Saat mereka dalam perjalanan untuk mendaftar ke guru les lain, mereka melewati rumah si guru pertama dan memutuskan untuk mampir. Tidak disangka, ada murid yang baru saja minta berhenti, sehingga ada slot kosong meskipun di jam yang agak malam. Jeanne langsung menyetujui dengan konsekuensi setelah pulang kerja masih harus antar-jemput les sampai jam 9 malam. Kemurahan Tuhan dinyatakan. Belum sempat les dimulai, ada murid di kelas jam 4 sore yang batal sehingga Edna mengisi slot tersebut.
“Itu contoh kecil, ketika kami mengalami kesulitan, banyak hal di luar kendali kami yang membuat kami hanya bisa berdoa. Banyak pergumulan dan kesulitan tapi dari situ anak-anak melihat pekerjaan Tuhan tiap-tiap hari,” ujar Jeanne.

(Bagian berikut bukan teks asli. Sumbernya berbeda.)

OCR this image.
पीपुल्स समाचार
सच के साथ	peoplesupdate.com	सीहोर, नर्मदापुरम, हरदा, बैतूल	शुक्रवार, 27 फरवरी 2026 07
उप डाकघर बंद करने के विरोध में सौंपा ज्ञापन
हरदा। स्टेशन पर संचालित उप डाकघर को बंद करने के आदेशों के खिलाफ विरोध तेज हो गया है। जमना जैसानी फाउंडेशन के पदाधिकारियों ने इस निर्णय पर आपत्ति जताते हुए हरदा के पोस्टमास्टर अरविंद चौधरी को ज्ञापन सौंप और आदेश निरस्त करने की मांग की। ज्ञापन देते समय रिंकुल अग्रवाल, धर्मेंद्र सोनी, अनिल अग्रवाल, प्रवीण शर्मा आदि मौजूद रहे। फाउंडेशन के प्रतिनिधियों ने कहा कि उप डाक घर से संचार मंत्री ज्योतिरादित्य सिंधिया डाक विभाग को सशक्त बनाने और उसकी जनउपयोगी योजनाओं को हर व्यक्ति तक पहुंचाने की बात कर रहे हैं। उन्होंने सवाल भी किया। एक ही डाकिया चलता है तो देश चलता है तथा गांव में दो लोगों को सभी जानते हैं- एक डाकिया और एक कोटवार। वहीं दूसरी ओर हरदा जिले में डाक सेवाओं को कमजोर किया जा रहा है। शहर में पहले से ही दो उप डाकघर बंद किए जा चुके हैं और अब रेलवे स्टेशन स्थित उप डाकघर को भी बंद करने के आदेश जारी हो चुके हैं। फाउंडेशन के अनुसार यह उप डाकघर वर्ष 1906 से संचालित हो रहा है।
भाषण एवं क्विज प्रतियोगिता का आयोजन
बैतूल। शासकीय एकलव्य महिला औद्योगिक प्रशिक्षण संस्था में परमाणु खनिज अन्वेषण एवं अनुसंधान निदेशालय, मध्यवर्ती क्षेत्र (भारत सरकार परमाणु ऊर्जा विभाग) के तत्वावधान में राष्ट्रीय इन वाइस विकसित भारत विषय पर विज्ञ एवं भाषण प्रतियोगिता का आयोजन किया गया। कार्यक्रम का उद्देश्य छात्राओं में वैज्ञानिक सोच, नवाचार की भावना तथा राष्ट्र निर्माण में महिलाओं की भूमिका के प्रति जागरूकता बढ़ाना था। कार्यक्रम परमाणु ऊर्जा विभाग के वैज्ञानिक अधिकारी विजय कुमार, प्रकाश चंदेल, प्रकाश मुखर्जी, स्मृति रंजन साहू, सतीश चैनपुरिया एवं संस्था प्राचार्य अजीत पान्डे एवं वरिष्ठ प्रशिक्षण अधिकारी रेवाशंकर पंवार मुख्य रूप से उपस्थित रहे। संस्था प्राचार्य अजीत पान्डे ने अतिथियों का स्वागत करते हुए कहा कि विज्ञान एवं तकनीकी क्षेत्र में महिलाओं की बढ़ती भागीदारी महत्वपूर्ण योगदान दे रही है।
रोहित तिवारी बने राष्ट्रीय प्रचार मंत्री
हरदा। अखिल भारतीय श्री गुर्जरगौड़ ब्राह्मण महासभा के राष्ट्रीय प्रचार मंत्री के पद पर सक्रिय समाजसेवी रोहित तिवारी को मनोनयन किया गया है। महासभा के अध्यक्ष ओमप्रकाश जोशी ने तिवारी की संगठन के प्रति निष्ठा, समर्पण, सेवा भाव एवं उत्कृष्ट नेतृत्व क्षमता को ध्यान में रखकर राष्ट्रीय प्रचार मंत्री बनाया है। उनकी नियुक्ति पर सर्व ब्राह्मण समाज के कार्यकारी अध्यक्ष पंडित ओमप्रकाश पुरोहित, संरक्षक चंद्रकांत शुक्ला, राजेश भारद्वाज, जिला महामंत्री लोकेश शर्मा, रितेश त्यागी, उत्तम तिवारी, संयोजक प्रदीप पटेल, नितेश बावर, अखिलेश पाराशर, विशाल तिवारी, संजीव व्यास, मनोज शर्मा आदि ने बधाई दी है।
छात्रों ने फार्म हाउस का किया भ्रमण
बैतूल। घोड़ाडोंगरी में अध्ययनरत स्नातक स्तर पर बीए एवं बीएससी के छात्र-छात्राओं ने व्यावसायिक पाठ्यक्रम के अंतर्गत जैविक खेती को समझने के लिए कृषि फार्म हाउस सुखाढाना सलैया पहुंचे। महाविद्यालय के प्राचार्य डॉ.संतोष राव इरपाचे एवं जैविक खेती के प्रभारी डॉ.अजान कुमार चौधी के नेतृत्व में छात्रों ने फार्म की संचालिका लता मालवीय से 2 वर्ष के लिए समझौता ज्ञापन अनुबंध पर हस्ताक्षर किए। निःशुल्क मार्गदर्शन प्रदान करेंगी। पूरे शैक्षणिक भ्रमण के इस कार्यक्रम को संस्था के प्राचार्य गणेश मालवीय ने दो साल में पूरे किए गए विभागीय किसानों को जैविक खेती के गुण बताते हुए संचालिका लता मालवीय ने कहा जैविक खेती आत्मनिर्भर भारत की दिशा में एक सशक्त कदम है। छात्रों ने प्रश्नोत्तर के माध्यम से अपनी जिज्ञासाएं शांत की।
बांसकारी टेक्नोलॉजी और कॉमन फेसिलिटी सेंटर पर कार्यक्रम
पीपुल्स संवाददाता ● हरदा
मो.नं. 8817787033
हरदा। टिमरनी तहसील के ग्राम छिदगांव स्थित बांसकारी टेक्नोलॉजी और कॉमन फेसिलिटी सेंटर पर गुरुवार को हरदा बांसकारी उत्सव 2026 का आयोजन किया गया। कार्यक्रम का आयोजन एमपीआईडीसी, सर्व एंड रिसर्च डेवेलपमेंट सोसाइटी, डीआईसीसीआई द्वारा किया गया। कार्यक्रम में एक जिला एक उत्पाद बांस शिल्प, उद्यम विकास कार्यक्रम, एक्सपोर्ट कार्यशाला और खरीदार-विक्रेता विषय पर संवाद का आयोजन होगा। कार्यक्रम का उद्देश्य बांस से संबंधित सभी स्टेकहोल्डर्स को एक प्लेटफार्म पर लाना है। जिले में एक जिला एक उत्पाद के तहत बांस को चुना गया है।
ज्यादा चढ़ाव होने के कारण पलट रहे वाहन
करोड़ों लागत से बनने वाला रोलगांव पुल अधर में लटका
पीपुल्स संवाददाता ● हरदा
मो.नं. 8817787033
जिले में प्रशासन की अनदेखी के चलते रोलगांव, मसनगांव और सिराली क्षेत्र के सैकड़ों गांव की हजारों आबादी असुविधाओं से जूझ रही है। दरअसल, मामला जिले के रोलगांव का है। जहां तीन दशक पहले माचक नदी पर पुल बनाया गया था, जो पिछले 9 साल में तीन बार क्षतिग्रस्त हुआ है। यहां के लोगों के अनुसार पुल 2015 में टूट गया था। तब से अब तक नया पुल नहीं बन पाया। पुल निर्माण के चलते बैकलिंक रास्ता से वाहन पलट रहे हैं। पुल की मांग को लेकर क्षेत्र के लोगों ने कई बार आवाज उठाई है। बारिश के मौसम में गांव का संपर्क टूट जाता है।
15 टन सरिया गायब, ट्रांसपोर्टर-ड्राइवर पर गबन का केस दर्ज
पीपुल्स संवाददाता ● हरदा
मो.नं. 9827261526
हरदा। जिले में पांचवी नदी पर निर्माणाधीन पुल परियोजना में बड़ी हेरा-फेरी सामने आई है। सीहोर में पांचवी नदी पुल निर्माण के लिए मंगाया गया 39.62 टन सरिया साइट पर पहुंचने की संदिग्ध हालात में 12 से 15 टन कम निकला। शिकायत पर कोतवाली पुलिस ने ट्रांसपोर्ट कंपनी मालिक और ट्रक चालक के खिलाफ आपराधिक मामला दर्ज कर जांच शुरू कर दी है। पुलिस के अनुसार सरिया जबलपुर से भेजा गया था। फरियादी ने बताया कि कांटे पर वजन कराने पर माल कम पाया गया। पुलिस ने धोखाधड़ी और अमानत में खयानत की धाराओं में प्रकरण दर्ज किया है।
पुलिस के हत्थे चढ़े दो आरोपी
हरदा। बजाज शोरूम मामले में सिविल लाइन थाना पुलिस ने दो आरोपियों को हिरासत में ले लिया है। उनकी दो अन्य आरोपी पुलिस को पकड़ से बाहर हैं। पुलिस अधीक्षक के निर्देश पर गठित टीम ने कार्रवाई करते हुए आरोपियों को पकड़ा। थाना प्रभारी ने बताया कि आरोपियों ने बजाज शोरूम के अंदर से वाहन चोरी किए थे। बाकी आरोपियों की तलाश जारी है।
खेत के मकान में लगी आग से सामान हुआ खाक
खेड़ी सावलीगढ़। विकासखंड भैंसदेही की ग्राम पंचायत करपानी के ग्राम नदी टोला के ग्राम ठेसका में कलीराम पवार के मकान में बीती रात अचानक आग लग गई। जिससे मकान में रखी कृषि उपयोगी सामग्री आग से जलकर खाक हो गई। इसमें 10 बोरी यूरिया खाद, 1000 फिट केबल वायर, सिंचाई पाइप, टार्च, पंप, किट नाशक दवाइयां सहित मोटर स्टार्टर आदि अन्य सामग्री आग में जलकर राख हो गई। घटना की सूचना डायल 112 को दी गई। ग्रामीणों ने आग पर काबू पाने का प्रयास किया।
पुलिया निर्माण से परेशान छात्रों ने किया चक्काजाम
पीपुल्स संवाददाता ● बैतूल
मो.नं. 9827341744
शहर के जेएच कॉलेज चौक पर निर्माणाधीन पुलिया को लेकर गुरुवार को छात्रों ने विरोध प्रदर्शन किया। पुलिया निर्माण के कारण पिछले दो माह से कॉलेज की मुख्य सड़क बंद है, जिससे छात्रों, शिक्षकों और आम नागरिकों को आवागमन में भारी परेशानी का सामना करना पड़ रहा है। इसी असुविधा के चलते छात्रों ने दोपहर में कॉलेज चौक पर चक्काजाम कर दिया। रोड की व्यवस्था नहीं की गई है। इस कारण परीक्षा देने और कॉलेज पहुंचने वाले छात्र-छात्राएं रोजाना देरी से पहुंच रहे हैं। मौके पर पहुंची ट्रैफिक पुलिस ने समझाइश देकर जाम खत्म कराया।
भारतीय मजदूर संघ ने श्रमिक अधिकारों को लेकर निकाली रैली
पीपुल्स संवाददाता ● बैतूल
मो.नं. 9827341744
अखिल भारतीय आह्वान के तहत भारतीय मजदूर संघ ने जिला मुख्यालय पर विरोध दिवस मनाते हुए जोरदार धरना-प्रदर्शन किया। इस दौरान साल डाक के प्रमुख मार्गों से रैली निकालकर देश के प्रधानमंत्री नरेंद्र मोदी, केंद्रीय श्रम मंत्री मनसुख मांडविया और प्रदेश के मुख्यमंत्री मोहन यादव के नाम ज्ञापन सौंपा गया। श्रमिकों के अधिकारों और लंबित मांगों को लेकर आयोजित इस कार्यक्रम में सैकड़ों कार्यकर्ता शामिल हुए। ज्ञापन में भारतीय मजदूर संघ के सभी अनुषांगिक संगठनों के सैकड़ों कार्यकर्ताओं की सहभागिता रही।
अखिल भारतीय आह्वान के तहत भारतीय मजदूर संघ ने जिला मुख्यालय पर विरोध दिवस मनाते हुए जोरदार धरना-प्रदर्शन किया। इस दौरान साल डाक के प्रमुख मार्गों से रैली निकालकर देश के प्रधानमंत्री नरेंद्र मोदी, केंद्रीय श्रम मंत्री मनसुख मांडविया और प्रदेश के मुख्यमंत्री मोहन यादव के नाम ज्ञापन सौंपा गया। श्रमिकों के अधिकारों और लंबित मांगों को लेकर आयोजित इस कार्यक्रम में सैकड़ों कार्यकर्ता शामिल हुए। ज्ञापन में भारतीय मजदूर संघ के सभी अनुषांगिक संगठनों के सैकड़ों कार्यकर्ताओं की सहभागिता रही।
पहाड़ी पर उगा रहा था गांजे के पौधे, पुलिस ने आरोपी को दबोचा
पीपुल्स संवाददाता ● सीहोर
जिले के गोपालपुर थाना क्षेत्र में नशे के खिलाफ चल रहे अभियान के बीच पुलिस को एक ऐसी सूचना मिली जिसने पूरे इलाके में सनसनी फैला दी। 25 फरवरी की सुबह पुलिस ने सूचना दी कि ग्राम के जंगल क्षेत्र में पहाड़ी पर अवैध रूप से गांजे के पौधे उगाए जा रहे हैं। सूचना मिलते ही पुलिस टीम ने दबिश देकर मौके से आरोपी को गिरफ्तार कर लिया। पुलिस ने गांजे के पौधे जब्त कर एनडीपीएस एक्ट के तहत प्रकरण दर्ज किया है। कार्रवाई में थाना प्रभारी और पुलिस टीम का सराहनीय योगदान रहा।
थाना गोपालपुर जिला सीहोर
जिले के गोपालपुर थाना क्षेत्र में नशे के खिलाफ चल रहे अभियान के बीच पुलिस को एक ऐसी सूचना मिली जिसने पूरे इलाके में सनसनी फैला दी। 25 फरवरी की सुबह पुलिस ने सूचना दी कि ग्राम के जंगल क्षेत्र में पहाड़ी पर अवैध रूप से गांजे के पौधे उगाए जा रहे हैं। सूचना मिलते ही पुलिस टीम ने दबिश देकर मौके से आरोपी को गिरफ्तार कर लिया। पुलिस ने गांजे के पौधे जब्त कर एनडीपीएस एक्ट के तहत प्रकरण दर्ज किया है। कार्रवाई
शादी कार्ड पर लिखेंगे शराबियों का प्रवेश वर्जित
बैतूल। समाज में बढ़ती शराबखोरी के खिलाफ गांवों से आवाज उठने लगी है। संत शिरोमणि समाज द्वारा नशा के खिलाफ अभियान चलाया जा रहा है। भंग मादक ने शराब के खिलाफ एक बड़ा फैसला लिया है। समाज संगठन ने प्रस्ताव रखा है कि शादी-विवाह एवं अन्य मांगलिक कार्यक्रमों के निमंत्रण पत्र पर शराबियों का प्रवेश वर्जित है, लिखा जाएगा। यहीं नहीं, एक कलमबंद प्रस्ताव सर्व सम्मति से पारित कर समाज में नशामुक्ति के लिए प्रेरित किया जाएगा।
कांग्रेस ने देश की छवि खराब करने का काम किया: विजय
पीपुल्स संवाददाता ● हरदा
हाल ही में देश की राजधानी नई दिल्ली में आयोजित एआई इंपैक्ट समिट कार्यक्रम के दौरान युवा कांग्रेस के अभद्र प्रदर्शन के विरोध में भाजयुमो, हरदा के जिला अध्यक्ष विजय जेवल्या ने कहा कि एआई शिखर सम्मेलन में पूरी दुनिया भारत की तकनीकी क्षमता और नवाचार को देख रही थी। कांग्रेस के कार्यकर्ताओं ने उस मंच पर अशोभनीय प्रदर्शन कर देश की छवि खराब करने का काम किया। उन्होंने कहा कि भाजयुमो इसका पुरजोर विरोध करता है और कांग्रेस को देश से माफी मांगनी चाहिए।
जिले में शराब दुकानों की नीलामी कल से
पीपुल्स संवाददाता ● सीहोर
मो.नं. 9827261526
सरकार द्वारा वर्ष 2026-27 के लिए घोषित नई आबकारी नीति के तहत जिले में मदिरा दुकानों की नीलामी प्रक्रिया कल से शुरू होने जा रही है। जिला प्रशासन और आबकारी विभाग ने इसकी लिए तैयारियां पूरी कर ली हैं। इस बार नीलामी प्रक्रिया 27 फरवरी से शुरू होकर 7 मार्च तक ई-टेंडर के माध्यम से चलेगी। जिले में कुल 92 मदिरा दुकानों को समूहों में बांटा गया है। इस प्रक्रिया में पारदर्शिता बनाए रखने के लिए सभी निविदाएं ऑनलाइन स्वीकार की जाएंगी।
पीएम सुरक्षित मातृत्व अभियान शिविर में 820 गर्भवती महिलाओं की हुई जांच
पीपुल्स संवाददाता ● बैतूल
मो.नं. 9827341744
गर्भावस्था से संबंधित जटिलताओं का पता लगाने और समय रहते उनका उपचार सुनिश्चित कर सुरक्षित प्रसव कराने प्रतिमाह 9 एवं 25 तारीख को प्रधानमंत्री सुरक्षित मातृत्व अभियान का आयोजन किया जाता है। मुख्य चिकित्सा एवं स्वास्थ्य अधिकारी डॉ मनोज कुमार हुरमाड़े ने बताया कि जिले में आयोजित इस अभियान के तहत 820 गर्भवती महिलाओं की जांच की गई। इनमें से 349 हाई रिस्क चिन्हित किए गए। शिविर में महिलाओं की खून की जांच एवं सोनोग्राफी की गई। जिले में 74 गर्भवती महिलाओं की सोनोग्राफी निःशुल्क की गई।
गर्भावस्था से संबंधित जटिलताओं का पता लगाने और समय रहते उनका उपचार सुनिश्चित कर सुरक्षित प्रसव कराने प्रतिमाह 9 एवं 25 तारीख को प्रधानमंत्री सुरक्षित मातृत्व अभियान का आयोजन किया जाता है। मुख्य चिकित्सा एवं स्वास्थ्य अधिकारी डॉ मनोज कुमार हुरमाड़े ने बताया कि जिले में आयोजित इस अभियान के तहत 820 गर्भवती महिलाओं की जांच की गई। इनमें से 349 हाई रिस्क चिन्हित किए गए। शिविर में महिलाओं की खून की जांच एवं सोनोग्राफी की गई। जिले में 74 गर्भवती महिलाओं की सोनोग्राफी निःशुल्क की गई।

Suatu hari ketika suaminya masih hidup dan akan terbang pulang ke rumah, langit sangat gelap dan hujan lebat. Edna berdoa sungguh-sungguh meminta agar hujan berhenti, karena ia khawatir dengan penerbangan papanya. Jeanne khawatir juga, kalau ternyata hujan tetap kencang, bisa mengguncang iman seorang anak kecil karena seolah Tuhan tidak mendengarkan doa. Namun kekhawatiran itu hilang ketika tiga jam sebelum pesawat mendarat, langit mendadak cerah dan terang.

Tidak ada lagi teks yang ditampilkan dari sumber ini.